Caroline Monnet + Ludovic Boney

BORN / NÉE EN Outaouais, QC
LIVES / HABITE À Tiohtià:ke / Montréal, QC

BORN / NÉ À Wendake, QC
LIVES / HABITE À Lévis, QC

Hydro 2019
Multi-media installation / Installation multimédia
Site 21 – Union Electric Building, Port Union

Hydro is a unique collaboration between two highly regarded Quebec artists, and one of few pre-existing works in the Biennale, on loan from the National Film Board of Canada. Boney (Wendat-Haitian) is primarily a sculptor with over 20 large-scale public commissions across Quebec, while Monnet’s internationally-known work increasingly focuses on filmmaking.
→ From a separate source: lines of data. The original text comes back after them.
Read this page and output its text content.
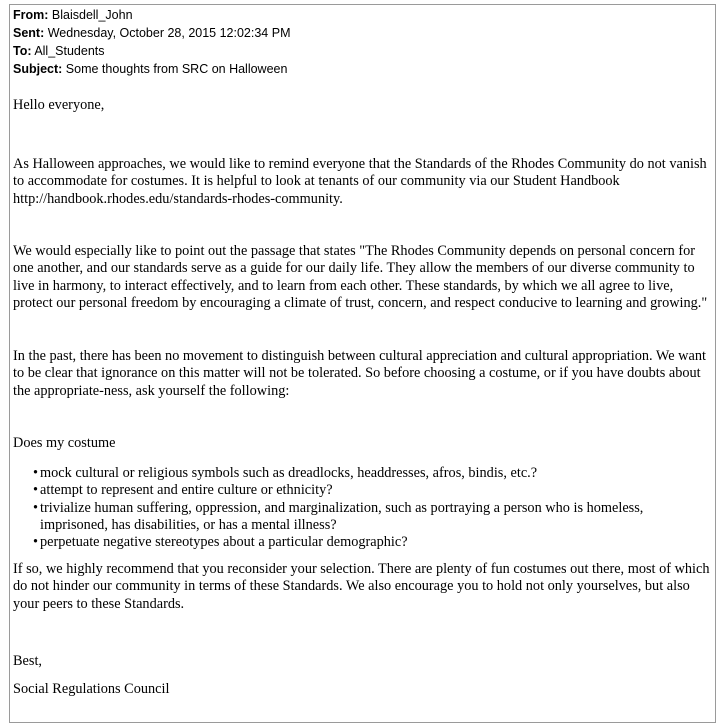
From: Blaisdell_John
Sent: Wednesday, October 28, 2015 12:02:34 PM
To: All_Students
Subject: Some thoughts from SRC on Halloween
Hello everyone,
As Halloween approaches, we would like to remind everyone that the Standards of the Rhodes Community do not vanish
to accommodate for costumes. It is helpful to look at tenants of our community via our Student Handbook
http://handbook.rhodes.edu/standards-rhodes-community.
We would especially like to point out the passage that states "The Rhodes Community depends on personal concern for
one another, and our standards serve as a guide for our daily life. They allow the members of our diverse community to
live in harmony, to interact effectively, and to learn from each other. These standards, by which we all agree to live,
protect our personal freedom by encouraging a climate of trust, concern, and respect conducive to learning and growing."
In the past, there has been no movement to distinguish between cultural appreciation and cultural appropriation. We want
to be clear that ignorance on this matter will not be tolerated. So before choosing a costume, or if you have doubts about
the appropriate-ness, ask yourself the following:
Does my costume
• mock cultural or religious symbols such as dreadlocks, headdresses, afros, bindis, etc.?
• attempt to represent and entire culture or ethnicity?
• trivialize human suffering, oppression, and marginalization, such as portraying a person who is homeless,
imprisoned, has disabilities, or has a mental illness?
• perpetuate negative stereotypes about a particular demographic?
If so, we highly recommend that you reconsider your selection. There are plenty of fun costumes out there, most of which
do not hinder our community in terms of these Standards. We also encourage you to hold not only yourselves, but also
your peers to these Standards.
Best,
Social Regulations Council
Hydro reflects shared interests: multiple media, industrial materials, a minimalist approach to content, reflection of their Indigenous heritage. With only three elements, 180 electric lightbulbs, sound, and mirror-polished aluminum, they created a compelling, immersive viewer experience appropriately sited at the circa 1945 Union Electric Building in Port Union.

Hydro references the global and the local, alluding to massive resource developments everywhere, with their potential damage to the environment and surrounding, often marginalized populations. It specifically refers to Hydro-Quebec’s 1970s-1990s multi-stage dam projects in James Bay, Northern Quebec, strongly resisted by nearby Cree communities. Electric lightbulbs perform a sound-responsive on/off dance, reflecting downward in mirrored floor panels. Because none of us can resist looking into mirrors, viewers were drawn directly into the work’s deep space, becoming participants in its content. The sound component uses a famous speech by Grand Chief Matthew Coon Come, leader of the Cree resistance. Coon Come’s words—still relevant today—called for collective, careful stewardship of water as an essential resource for all. Hydro’s specific sad resonance for Newfoundland and Labrador audiences is the Muskrat Falls hydro project. 

PG

Collection of the National Film Board of Canada / Collection de l’office national du film du Canada

TOP : Hydro 2019 (installation view / montage de l’installation). Multi-media installation: lightbulbs, electric cabling, mirror-polished aluminum, sound / Installation multimédia : ampoules, câblage électrique, aluminium poli miroir, son. 240 x 180 x 180 cm (96 x 72 x 72”). 

Caroline Monnet and / et Ludovic Boney. 

Hydro 2019 (installation view and detail / montage de l’installation et détail).

More about Caroline Monnet + Ludovic Boney

Caroline Monnet is a multidisciplinary artist. Her work has shown at the Palais de Tokyo (Paris), Haus der Kulturen der Welt (Berlin), TIFF (Canada), Sundance (US), Aesthetica (UK), Cannes Film Festival, Museum of Contemporary Art (Montréal), Arsenal Contemporary NY, Axenéo7 (Gatineau), Walter Phillips Gallery (Banff), Blouin Division (Montreal) and the National Art Gallery (Ottawa). In 2016, she was selected for the prestigious Cinéfondation residency in Paris. Her work is in numerous collections, including Musée national des beaux-arts du Québec, National Art Gallery, RBC Royal Bank, and Musée d’art contemporain de Montréal. Recent exhibitions include the Whitney Biennial and the Toronto Biennale of Art 2019. 

Ludovic Boney is an indigenous artist of the Wendat Nation. His works have been acquired by museums and institutions, and he has been in solo and group exhibitions in Canada and in France. Among his achievements in public art are Réaction en chaîne at École de technologie supérieure of Montreal, Les Arches d’Entente at Musée de la civilisation de Québec, and the Cosmologie sans Genèse at the Musée national des beaux-arts du Québec. In 2022, he will install his largest indoor work, Théâtralité contextuelle, which will extend and deploy over four stories at the new HEC Montréal building.